With these statistics, it is astonishing that most of the apartment complexes around campus do not recycle. Thousands of students live in various complexes around campus including Park Place, UPointe, The View, URSA, the Domain and the Outpost. None of these places offer large scale recycling for residents. This negligence on behalf on the management staffs of these complexes is only furthering the plastic waste problem we have in our world today.

Even if your apartment does not recycle, that should not prevent you from doing so. It is not that difficult to create a recycling bin in your apartment and take those items over to the campus bins one every couple of weeks. There is a large recycling dumpster outside of Stacey Riddle Forum that is very easy to get to — just pull up your car, dump the stuff and drive back home.
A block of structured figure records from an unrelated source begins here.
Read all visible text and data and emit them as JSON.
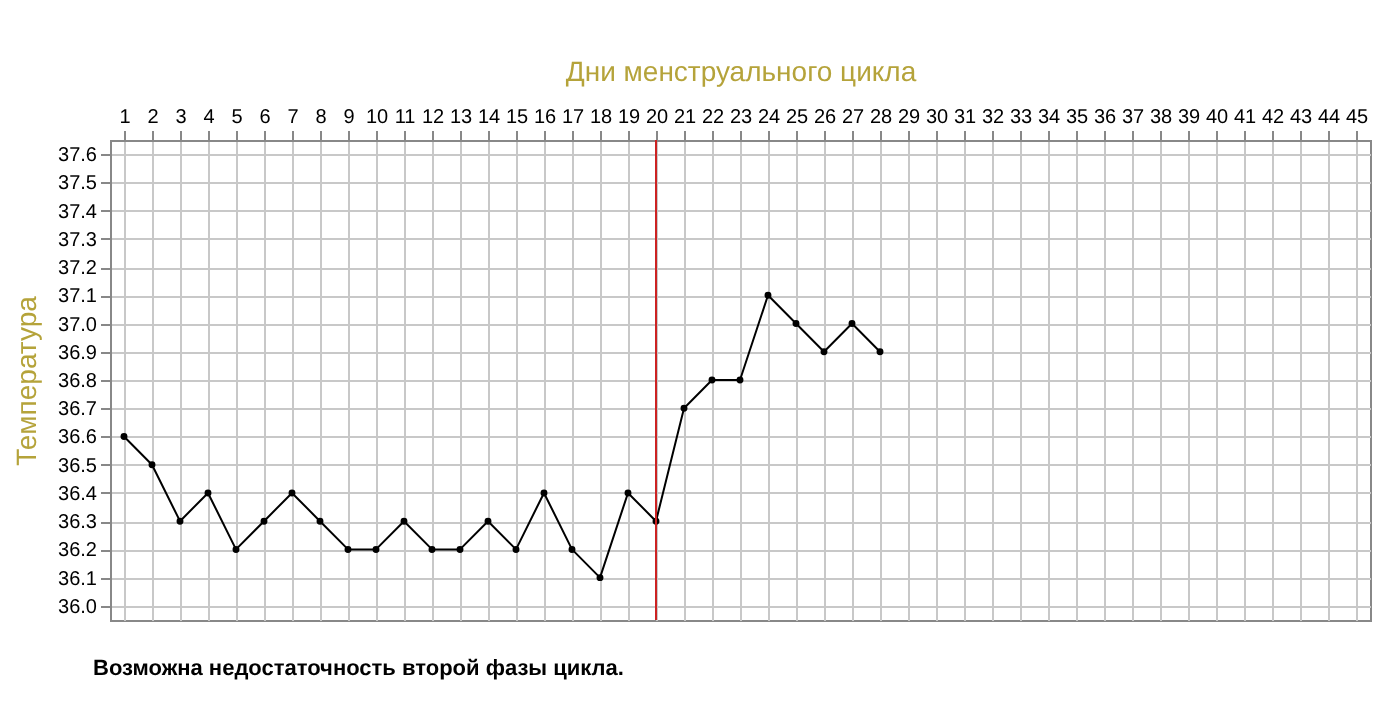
{
  "chart_data": {
    "type": "line",
    "xlabel": "Дни менструального цикла",
    "ylabel": "Температура",
    "x": [
      1,
      2,
      3,
      4,
      5,
      6,
      7,
      8,
      9,
      10,
      11,
      12,
      13,
      14,
      15,
      16,
      17,
      18,
      19,
      20,
      21,
      22,
      23,
      24,
      25,
      26,
      27,
      28
    ],
    "series": [
      {
        "color": "#000000",
        "values": [
          36.6,
          36.5,
          36.3,
          36.4,
          36.2,
          36.3,
          36.4,
          36.3,
          36.2,
          36.2,
          36.3,
          36.2,
          36.2,
          36.3,
          36.2,
          36.4,
          36.2,
          36.1,
          36.4,
          36.3,
          36.7,
          36.8,
          36.8,
          37.1,
          37.0,
          36.9,
          37.0,
          36.9
        ]
      }
    ],
    "xlim": [
      0.5,
      45.5
    ],
    "xticks": [
      1,
      2,
      3,
      4,
      5,
      6,
      7,
      8,
      9,
      10,
      11,
      12,
      13,
      14,
      15,
      16,
      17,
      18,
      19,
      20,
      21,
      22,
      23,
      24,
      25,
      26,
      27,
      28,
      29,
      30,
      31,
      32,
      33,
      34,
      35,
      36,
      37,
      38,
      39,
      40,
      41,
      42,
      43,
      44,
      45
    ],
    "ylim": [
      35.95,
      37.65
    ],
    "yticks": [
      {
        "value": 36.0,
        "label": "36.0"
      },
      36.1,
      36.2,
      36.3,
      36.4,
      36.5,
      36.6,
      36.7,
      36.8,
      36.9,
      {
        "value": 37.0,
        "label": "37.0"
      },
      37.1,
      37.2,
      37.3,
      37.4,
      37.5,
      37.6
    ],
    "ref_lines": [
      {
        "axis": "x",
        "value": 20,
        "color": "#cc2222"
      }
    ],
    "annotations": [
      "Возможна недостаточность второй фазы цикла."
    ],
    "grid": true,
    "marker": "circle",
    "line_style": "solid"
  }
}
Additionally, if you live in a house that does not have a recycling bin, you can have your landlord request to get a blue bin delivered to your house.

Take initiative and make the effort to be environmentally friendly. As humans, we produce so much unnecessary waste, and recycling helps to save energy and reduce landfill sites which produce greenhouse gases contributing to global warming.

You may not have been raised on recycling and therefore may not even know what things you can and can’t recycle. If this describes you, then educate yourself and start recycling now. Here is a list of items you can and cannot recycle:


  • Hard plastics and plastic bottles
  • Paper and cardboard boxes: cereal/snack boxes, magazines, mails, papers and newspaper
  • Tin, aluminum and steel cans
  • Glass food containers, jars and bottles
  • Wine and liquor bottles

When recycling it is important to rinse out all of these items thoroughly prior to putting them in the bin. Any item that is not cleansed contaminates the rest of that recycling batch and can potentially prevent all of the items from being recycled. This is often referred to as aspirational recycling — when you think what you’re throwing in there will eventually be repurposed, when in reality it is just going in the dumps. Paper and cardboard that are saturated by food can be composted if that is an option in your area but cannot be recycled.


  • Plastic shopping bags (take these to HEB or Target where they have the plastic bag recycling stations)
  • Styrofoam
  • Soiled food items
  • Broken glass
  • Fast food packaging
  • Plastic utensils

Every single person makes a difference, and the more people that recycle properly, the less plastic waste we produce as a whole. In addition to recycling, attempt to produce as little waste as possible — buy a reusable water bottle, bring reusable grocery bags to the store and invest in a metal straw.

All of us coming together is the only way to create a happier and cleaner earth.